10/21
消したい過去
注いだばかりのウイスキーを、私は一気に飲み干した。
彼は、「そんなに美味しいの?好きなだけ飲んでいいよ」と、ニコニコして注いでくれた。
ママが、「うちの娘と同じくらいね。何処の高校にいってたの?」と聞いてきた。
私は「中学高校と東雲です」と言うと
ママは、「今おいくつ?私の娘と同級生かしら」と言う。
ママの名前を聞いて、私は、聞いたことある名字だなと思った。
きっとあの子だ。
高校2年生の時、同じクラスの、ちょっとイケてるグループの1人。
女子は、グループを作りたがる。
違うグループだと、なかなか話す機会がない。
なので、ママの娘さんとも、話したことはなかった。
こんな所で、消したい過去の自分を思い出す事となるとは、世間は狭いなと思った。
彼は。。というと、バーの仲間と笑い話をしながら、チョコを1口口に入れ、お酒を楽しんでいた。
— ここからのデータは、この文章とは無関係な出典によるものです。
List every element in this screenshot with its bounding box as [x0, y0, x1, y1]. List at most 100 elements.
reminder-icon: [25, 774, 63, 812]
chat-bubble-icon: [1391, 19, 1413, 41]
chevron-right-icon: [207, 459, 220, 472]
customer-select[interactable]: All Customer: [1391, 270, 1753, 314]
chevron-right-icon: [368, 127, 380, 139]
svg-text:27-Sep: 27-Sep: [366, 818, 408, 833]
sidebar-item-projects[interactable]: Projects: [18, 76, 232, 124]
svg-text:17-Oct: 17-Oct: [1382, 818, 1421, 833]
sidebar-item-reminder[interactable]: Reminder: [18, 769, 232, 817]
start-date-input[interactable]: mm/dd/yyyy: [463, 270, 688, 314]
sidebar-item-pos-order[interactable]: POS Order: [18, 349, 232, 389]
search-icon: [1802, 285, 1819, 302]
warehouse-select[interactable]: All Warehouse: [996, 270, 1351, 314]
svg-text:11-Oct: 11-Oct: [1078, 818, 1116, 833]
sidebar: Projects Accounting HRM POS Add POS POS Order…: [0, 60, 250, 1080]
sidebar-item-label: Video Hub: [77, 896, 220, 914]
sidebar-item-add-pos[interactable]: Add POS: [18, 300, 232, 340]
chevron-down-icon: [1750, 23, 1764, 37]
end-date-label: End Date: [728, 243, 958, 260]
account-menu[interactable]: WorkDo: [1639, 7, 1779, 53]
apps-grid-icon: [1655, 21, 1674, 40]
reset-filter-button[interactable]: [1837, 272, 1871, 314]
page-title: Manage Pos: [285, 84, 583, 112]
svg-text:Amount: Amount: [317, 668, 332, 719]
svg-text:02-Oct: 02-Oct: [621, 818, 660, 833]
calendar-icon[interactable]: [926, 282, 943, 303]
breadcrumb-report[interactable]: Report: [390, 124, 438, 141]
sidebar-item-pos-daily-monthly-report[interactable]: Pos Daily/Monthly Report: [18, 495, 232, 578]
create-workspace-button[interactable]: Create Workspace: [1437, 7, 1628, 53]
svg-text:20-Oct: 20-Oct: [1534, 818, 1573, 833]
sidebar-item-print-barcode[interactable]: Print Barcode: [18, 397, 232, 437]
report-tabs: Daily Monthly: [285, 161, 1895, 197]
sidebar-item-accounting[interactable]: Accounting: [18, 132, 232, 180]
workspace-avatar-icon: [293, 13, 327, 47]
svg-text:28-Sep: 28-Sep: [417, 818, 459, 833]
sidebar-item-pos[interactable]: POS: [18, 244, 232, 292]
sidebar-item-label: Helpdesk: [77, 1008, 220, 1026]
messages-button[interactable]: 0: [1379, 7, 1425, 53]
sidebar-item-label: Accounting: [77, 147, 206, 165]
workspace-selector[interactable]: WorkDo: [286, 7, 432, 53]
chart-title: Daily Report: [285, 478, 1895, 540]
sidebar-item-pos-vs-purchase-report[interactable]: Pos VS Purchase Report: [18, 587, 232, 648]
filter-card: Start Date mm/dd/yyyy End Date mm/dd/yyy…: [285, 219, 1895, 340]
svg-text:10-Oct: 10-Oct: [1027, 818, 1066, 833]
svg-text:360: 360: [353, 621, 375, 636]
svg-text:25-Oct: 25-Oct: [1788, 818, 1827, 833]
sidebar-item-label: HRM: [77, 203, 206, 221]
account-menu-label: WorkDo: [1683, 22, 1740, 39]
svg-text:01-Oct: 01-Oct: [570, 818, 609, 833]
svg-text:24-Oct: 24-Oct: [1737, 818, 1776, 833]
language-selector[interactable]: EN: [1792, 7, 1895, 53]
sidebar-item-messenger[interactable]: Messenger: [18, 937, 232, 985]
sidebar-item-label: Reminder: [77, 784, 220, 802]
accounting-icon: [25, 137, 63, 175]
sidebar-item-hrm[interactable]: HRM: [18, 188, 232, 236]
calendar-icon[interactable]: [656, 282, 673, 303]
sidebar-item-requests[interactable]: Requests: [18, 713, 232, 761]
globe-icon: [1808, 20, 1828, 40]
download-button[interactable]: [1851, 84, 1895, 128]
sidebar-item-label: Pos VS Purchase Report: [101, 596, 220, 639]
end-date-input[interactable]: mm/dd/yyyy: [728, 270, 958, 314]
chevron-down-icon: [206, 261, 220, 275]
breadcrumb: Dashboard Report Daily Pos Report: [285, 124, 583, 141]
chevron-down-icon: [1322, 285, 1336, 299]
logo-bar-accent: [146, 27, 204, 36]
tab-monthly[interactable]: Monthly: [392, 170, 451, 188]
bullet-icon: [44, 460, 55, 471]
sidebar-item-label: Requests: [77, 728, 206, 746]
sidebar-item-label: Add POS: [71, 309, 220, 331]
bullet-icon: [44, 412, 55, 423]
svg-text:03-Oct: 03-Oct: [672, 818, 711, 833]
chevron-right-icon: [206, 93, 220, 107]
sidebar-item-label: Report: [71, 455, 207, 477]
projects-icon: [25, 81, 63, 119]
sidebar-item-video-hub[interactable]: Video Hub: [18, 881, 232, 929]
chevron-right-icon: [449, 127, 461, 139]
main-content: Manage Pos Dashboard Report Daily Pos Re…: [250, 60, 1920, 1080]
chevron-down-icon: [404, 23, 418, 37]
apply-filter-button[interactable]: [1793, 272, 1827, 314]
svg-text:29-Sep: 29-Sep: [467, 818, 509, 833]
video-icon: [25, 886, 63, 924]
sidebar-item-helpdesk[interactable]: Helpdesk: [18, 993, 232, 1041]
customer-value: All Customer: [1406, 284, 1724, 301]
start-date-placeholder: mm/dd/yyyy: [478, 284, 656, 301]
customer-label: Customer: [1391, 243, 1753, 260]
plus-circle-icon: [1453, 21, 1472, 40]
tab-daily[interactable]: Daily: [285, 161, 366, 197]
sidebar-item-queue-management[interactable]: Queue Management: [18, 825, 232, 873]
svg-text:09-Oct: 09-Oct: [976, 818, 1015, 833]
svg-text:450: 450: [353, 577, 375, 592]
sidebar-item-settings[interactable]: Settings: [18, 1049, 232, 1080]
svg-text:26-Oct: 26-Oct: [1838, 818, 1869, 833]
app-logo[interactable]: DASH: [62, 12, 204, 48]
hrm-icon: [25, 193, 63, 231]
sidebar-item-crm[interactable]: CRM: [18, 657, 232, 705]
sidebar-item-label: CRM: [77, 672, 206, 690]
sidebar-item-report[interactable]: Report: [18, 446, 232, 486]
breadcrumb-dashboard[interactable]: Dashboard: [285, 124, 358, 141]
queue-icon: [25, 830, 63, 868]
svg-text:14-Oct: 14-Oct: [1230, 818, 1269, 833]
彼は、「今度のクリスマスは、ここでパーティーをするから、空けておいてね」と半ば強引に誘ってきた。
人間嫌いの私が、パーティー?
仮面を被っとけば、なんとかなるかな。
しかし、そう簡単にはいかなかった。
そのパーティーに、イケてるグループの、あの同級生が来ると聞いたからだった。。